Recipe test: Edna Staebler's corn pudding

I just remembered a spare shelf I had high up in the kitchen where I've stashed the cookbooks I use less often. Over the last few nights I've taken a few of them to bed with me and marked some recipes to try. This is why, on Saturday morning, I made a very old-fashioned thing called corn pudding. It came from a cookbook from my Oma's collection: Food that Really Schmecks: Mennonite Country Cooking, written by Edna Staebler, published in 1968. It's my favorite kind of cookbook in that it really is a good read - you learn about Edna and her family and friends. I've read through this book a few times and love her no-nonsense, honest way of writing about community food, which is a collection of her mother's and friends' recipes, namely those from a friend named Bevvy. She writes about the first time she invited prominent people to her cottage home in Waterloo County, Ontario, how she pored over recipes she'd collected, and those from cookbooks in the library, hoping to impress these well-traveled guests. Finally, she realized, a typical North Waterloo County meal would be perfect because you couldn't have it anywhere else: "My dinner would not be elaborate, or exotic, with rare ingredients and mystifying flavours." She treated them to bean salad, smoked pork chops, shoo-fly pie, schmierkase and apple butter with fastnachts. "They ate till they said they would burst," she writes. Her food, and these recipes, are the result of recipe-swapping between Roman Catholics and Lutherans from the same European areas who settled among the Mennonites in North Waterloo, "till a way of cooking developed that is unique and indigenous to this heaven-blessed area that rejoices in its cultivation, preparation and tranquil digestion of irresistibly good-schmecking (tasting) food."

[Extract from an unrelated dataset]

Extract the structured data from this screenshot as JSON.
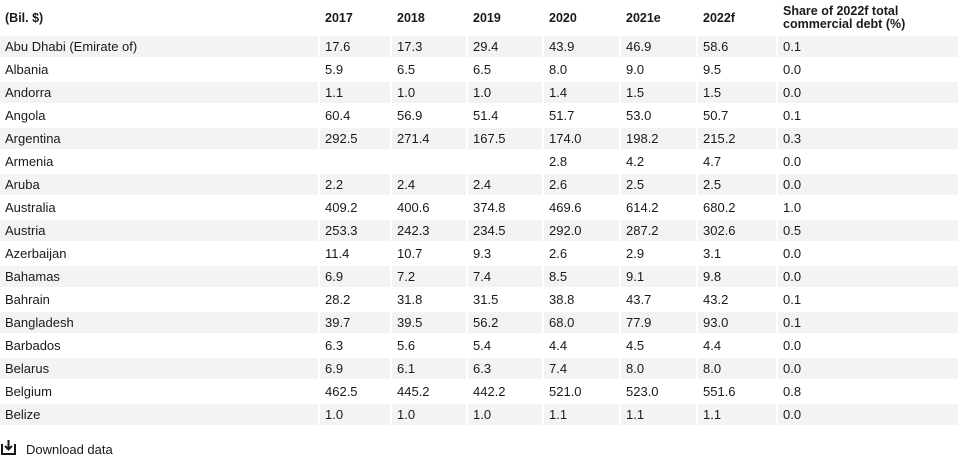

It was nice to learn that Edna lived to 101 years old.

So, corn pudding. This is pudding in the custardy sense, not in the gelatin sense. You just need corn, eggs, butter, milk, sugar, salt and a little bit of corn starch (or flour). Edna says it's great for any meal - alongside a salad at lunch or dinner, or at breakfast, drizzled with some maple syrup. This is ready for the oven in the time it takes to preheat it, so for that, I give it some convenience points.

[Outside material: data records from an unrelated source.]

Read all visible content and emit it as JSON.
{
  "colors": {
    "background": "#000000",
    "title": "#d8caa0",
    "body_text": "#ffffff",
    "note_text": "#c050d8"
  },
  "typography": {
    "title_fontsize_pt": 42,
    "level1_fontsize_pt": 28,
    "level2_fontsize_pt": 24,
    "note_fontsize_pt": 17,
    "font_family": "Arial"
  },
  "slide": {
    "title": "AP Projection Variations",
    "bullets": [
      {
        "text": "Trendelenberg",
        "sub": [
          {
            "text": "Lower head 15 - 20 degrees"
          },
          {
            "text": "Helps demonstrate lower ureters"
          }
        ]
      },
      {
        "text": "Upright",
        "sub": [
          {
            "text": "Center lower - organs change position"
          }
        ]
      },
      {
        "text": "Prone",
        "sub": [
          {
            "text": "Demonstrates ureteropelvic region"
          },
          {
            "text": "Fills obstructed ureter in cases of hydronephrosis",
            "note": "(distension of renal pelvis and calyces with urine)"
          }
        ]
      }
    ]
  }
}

As for taste, it was pretty corny. I liked the sweet/saltiness of it, and the custard was fairly light. Maple syrup was a nice topping, in the same way honey is a natural pairing with cornbread. I bet you could mix in some cheese instead, before baking, for a more savory pudding.

I think the main head-scratcher was figuring out what to eat with it. We paired it with some nice salty turkey bacon, which was good. Joel (who describes corn pudding as "interesting") thought it might be good on something, like a piece of toast. I agree with him there, especially since it kind of fell apart with a fork. Which gives it a few negative points for texture. 

Schmecks? I'll give it a B+.



Here's the recipe if you'd like to try it for yourself:

Corn Pudding
adapted from Food that Really Schmecks by Edna Staebler

2 c. corn - fresh, frozen (thawed) or canned
1 tsp. salt
2 eggs, beaten
2 T. butter, melted
1 T. sugar
1 T. flour or cornstarch
1 c. milk
pepper to taste

Preheat the oven to 350, and grease an 8x8" baking dish. In a bowl, combine corn, salt, pepper butter, sugar, and flour. In a separate bowl, whisk eggs and milk together, then pour into corn mixture and combine. Pour everything into the prepared dish and bake 35-40 minutes, until the sides look puffy and barely brown.